Shortly after the outage, the Security Service of Ukraine claimed that Russian security services were responsible for the cyber incident.101 Robert Lee, cofounder of Dragos Security, shied away from quick attribution but suggested different types of actors worked on different phases of the operation in saying, “It could have started out with cybercriminals getting initial access to the network, then handing it off to nation-state attackers who did the rest.”102 Eventually the cyber-threat intelligence firm iSight Partners blamed the Russian hacking group known as Sandworm for the power outage.103 Its conclusion was based on detailed analysis of the Black Energy 3 and KillDisk malware used in the operation. Although iSight said it was not clear whether Sandworm was directly working for Moscow, its director of espionage analysis, John Hultquist, stated that it was “a Russian actor operating with alignment to the interest of the state.”104 A profile of politically oriented operations by the Sandworm team suggests “some affiliation to the Russian government.”105 However, alignment with Russian state interests “does not prove state support.”106 No proof has been presented that Sandworm operated on the instructions of, or under the direction or control of, the Russian government.

Regardless of lack of clear attribution to the state, the fact remains that the pro-Russian group Sandworm conducted the first-ever cyberattack on another country’s electric grid.107 The hackers had the ability to cause more damage to the circuit breakers, permanently taking the stations off-line, but chose not to. This restraint may have been “meant to signal Russia’s capability to attack Ukraine’s physical infrastructure, but without doing irreparable damage.”108 The signal could have been more of a warning, for the Ukrainian parliament was considering at the time a bill to nationalize privately owned power companies in Ukraine, some owned by Russian oligarchs.109 Either way, the widespread impact, during winter, was mainly psychological.
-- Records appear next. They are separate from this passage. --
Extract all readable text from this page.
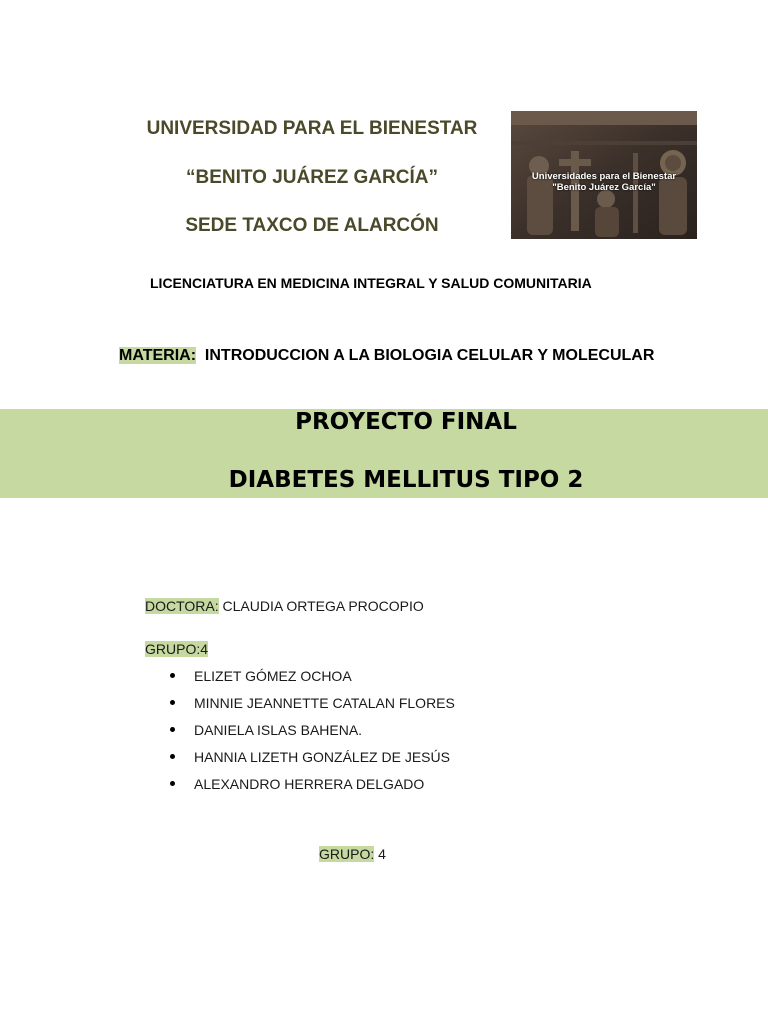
UNIVERSIDAD PARA EL BIENESTAR
“BENITO JUÁREZ GARCÍA”
SEDE TAXCO DE ALARCÓN
Universidades para el Bienestar
"Benito Juárez García"
LICENCIATURA EN MEDICINA INTEGRAL Y SALUD COMUNITARIA
MATERIA: INTRODUCCION A LA BIOLOGIA CELULAR Y MOLECULAR
PROYECTO FINAL
DIABETES MELLITUS TIPO 2
DOCTORA: CLAUDIA ORTEGA PROCOPIO
GRUPO:4
ELIZET GÓMEZ OCHOA
MINNIE JEANNETTE CATALAN FLORES
DANIELA ISLAS BAHENA.
HANNIA LIZETH GONZÁLEZ DE JESÚS
ALEXANDRO HERRERA DELGADO
GRUPO: 4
Power was restored in one to six hours, and even though the malicious firmware operationally impaired the breakers for months, workers could still control them manually.

Without injury or death and without significant damage, the cyber incident at the regional electrical distribution companies in Ukraine in December 2015 would not be viewed by most analysts as a use of force. Furthermore, the scale (number of customers) and effects (duration to restoration) of the cyber operation would probably not reach the threshold of severity to qualify as an armed attack. At most, the cyber incident was a violation of sovereignty in accordance with the two different bases for remote cyber operations delineated in Rule 4 of the Tallinn Manual 2.0. As for the first base, the degree of infringement on the state’s territorial integrity was met by the enduring loss of functionality of critical infrastructure. For the second base, the experts who wrote the Tallinn Manual 2.0 agreed that “a cyber operation that interferes with data or services that are necessary for the exercise of inherently governmental functions is prohibited as a violation of sovereignty.”110 This determination amounts to a violation of international law under the principle of sovereign equality of states, explained in Rule 4 of the Tallinn Manual 2.0 and enshrined in Article 2(1) of the UN Charter. However, since the violation of sovereignty was not clearly attributable to a state under international law, the incident does not necessarily meet both of the conditions (breach of an international legal obligation and attributable to the state) to qualify as an internationally wrongful act, and therefore countermeasures by the injured state are not justified or allowed.